Continuous delivery for the container - Part 1

The first part of this blog series deals with the creation of containers with a continuous delivery pipeline.

Author: Christian Sanabria

Continuous delivery has arrived in Switzerland and many companies now have a more or less developed continuous delivery pipeline. Cloud, or rather containers, are also a hotly discussed topic for more and more companies. Bringing these two areas together is obvious. Products such as Red Hat's OpenShift, with its practical features and tool integrations, support the creation of a container-based continuous delivery pipeline for flexible development and faster time-to-market.

The container as foundation

In order to be able to start with continuous delivery in the cloud at all, you need suitable base images. There are many ways to get to such base images to create your own images for applications. For OpenShift, for example, Red Hat offers a large number of custom images. Public images, like those from Docker Hub, are also possible. Another alternative is to develop your own base images. The first part of the blog series «Continuous Delivery for the Container» deals with this development process.

Modules of a container

Containers are instantiations of images. The creation of images is done e.g. in Docker via so-called Dockerfiles. These consist of a series of instructions which, mostly based on a base image, execute builds and configurations. The base images themselves are developed in the same way.

Continuous-Delivery-1.png
Fig. 1: Anatomy of an image

Base images usually provide a minimal OS and basic configurations such as network, DNS or NTP. In addition, references to software repositories with released packages and artifact repositories are preconfigured.

Assembly line work

Docker files work like source codes and the build of an image is subject to the same rules as the build of an application. This means that images must be tested before they are released for productive operation. And as with any application, this is done via a continuous delivery pipeline.

Continuous-Delivery-2.png
Fig. 2: General Continuous Delivery Pipeline

All steps within the pipeline run fully automatically and are ideally also triggered by an automated trigger, e.g. by pull requests to a code repository.
In the verify phase, an automated static code analysis, e.g. with Sonar, takes place to find problematic statements in the docker file. In the Test Phase, automated tests are performed at the operating system level, for which ServerSpec can be used, for example.

Quality Control

Since images also contain OS and system configurations, special attention is paid to compliance, especially in the verification and test phase. Images are subject to the same requirements as productive servers or VMs. Productive because containers are instantiated from the same image from the development environment to production.

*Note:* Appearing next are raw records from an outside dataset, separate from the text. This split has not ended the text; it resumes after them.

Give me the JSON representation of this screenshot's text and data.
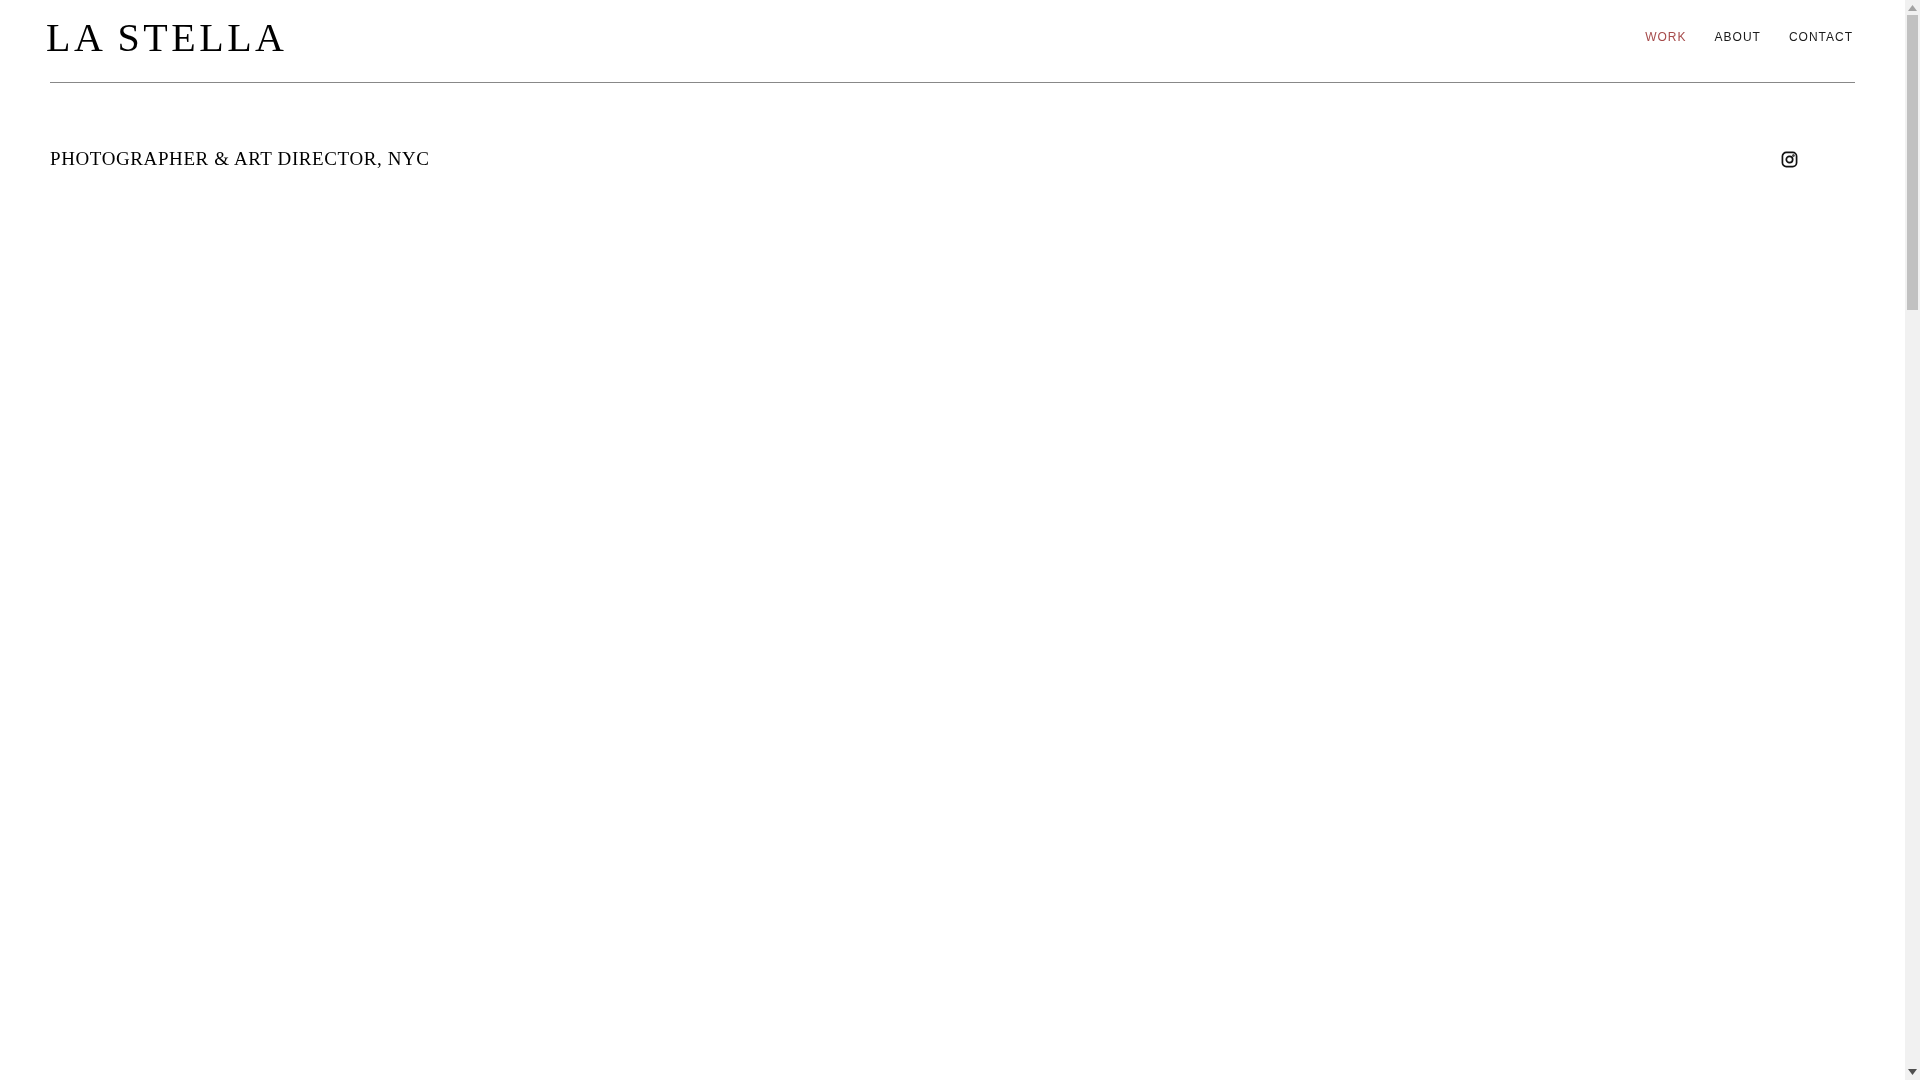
{
  "header": {
    "logo": "LA STELLA",
    "nav": [
      {
        "label": "WORK",
        "selected": true
      },
      {
        "label": "ABOUT",
        "selected": false
      },
      {
        "label": "CONTACT",
        "selected": false
      }
    ]
  },
  "tagline": "PHOTOGRAPHER & ART DIRECTOR, NYC"
}
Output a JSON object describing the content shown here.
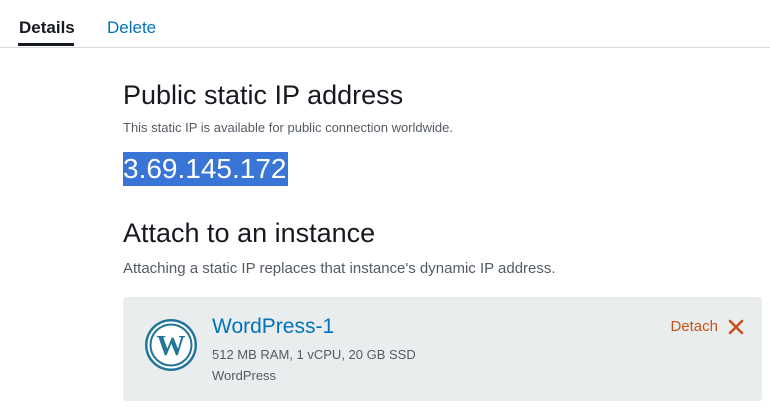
{
  "tabs": {
    "details": "Details",
    "delete": "Delete"
  },
  "static_ip": {
    "title": "Public static IP address",
    "description": "This static IP is available for public connection worldwide.",
    "address": "3.69.145.172"
  },
  "attach": {
    "title": "Attach to an instance",
    "description": "Attaching a static IP replaces that instance's dynamic IP address."
  },
  "instance": {
    "name": "WordPress-1",
    "specs": "512 MB RAM, 1 vCPU, 20 GB SSD",
    "blueprint": "WordPress",
    "icon": "wordpress-icon",
    "detach_label": "Detach",
    "detach_icon": "close-icon"
  },
  "colors": {
    "link": "#0073bb",
    "detach": "#c8511b",
    "selection": "#3875d7",
    "card_bg": "#eaeded",
    "wordpress": "#21759b"
  }
}
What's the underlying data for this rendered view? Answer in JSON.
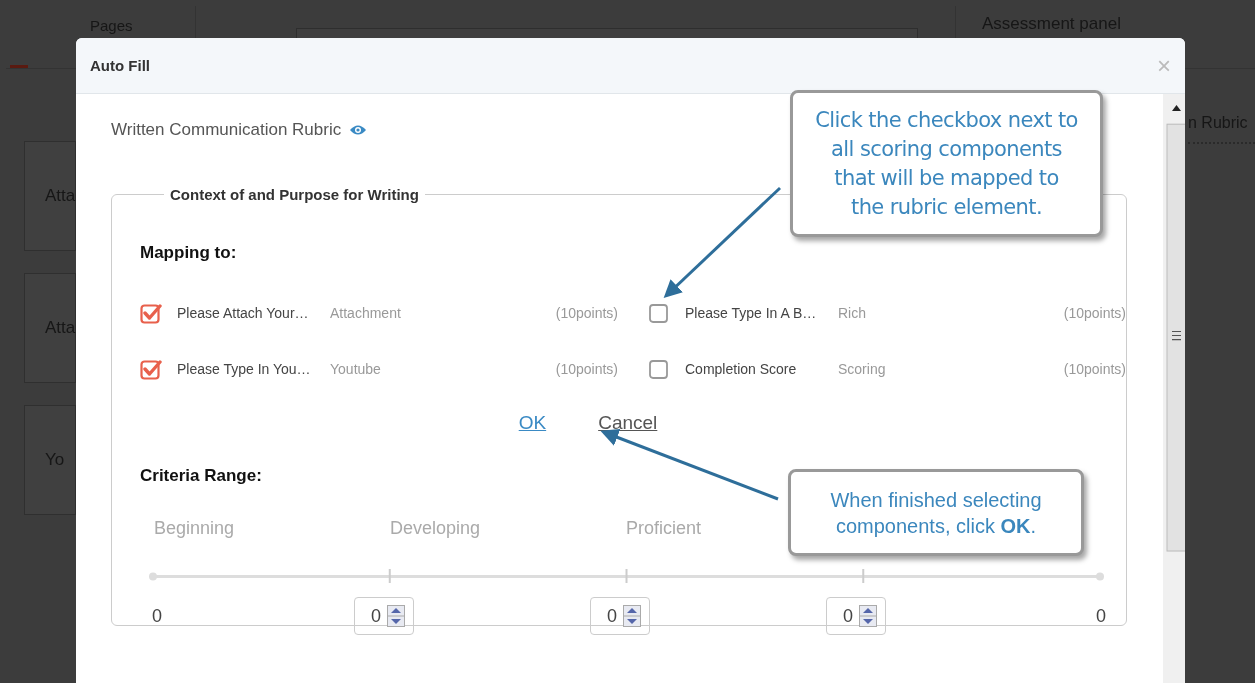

Compliance includes e.g. ensuring security settings, configurations and other policies regarding infrastructure. Possible tests relate to checking whether the sudo command cannot be called, whether certain services are running or whether sensitive directories / files have the appropriate file system permissions. InSpec, for example, can be used for this.

Moving into the container

Once a base image has been deployed to the image repository, it can be used in a variety of ways. Products such as CA DevTest can be installed on it to build an on-demand test environment, which is discussed in the second part «Using Containers for a Continuous Delivery Pipeline» of this blog series. Or, it can be used as a source-to-image (S2I) to build and deploy custom developments in a stable environment, as discussed in the third part, «Deploying Containers in a Continuous Delivery Pipeline» in this series of blogs. Both is also done via docker files and can be deployed automatically via the same pipeline as the base images, although the testing requirements will of course change accordingly.

Maintenance

With a container orchestration like OpenShift, the maintenance of such container landscapes can now be massively simplified and almost completely automated.
In the case of a security issue, such as the heartbleed bug in OpenSSL, a new base image with the secured version of the library can now be easily created and deployed. OpenShift detects a new version of the base image and can also rebuild all images based on it until all containers are running with the corrected software.

Continuous-Delivery-pipeline.gif
Fig. 3: Container in the Continuous Delivery Pipeline

The continuous delivery pipeline and testing ensures that compliance is maintained at all times and that all applications continue to function as expected.

Now what?

With the Continuous Delivery Pipeline for images, the foundations have now been laid for the actual application deployment. It is ensured at all times that all compliance requirements for the containers are met and that security-relevant corrections are controlled and, above all, distributed automatically, which is not easily possible with physical servers or VMs.

Further series of the Continuous Delivery blog series for the container will follow in the course of the remaining week. Part 2 (Using Containers for a Continuous Delivery Pipeline) and Part 3 (Deploying Containers in a Continuous Delivery Pipeline) of this series of blogs will discuss further strengths of Containers in relation to Continuous Delivery.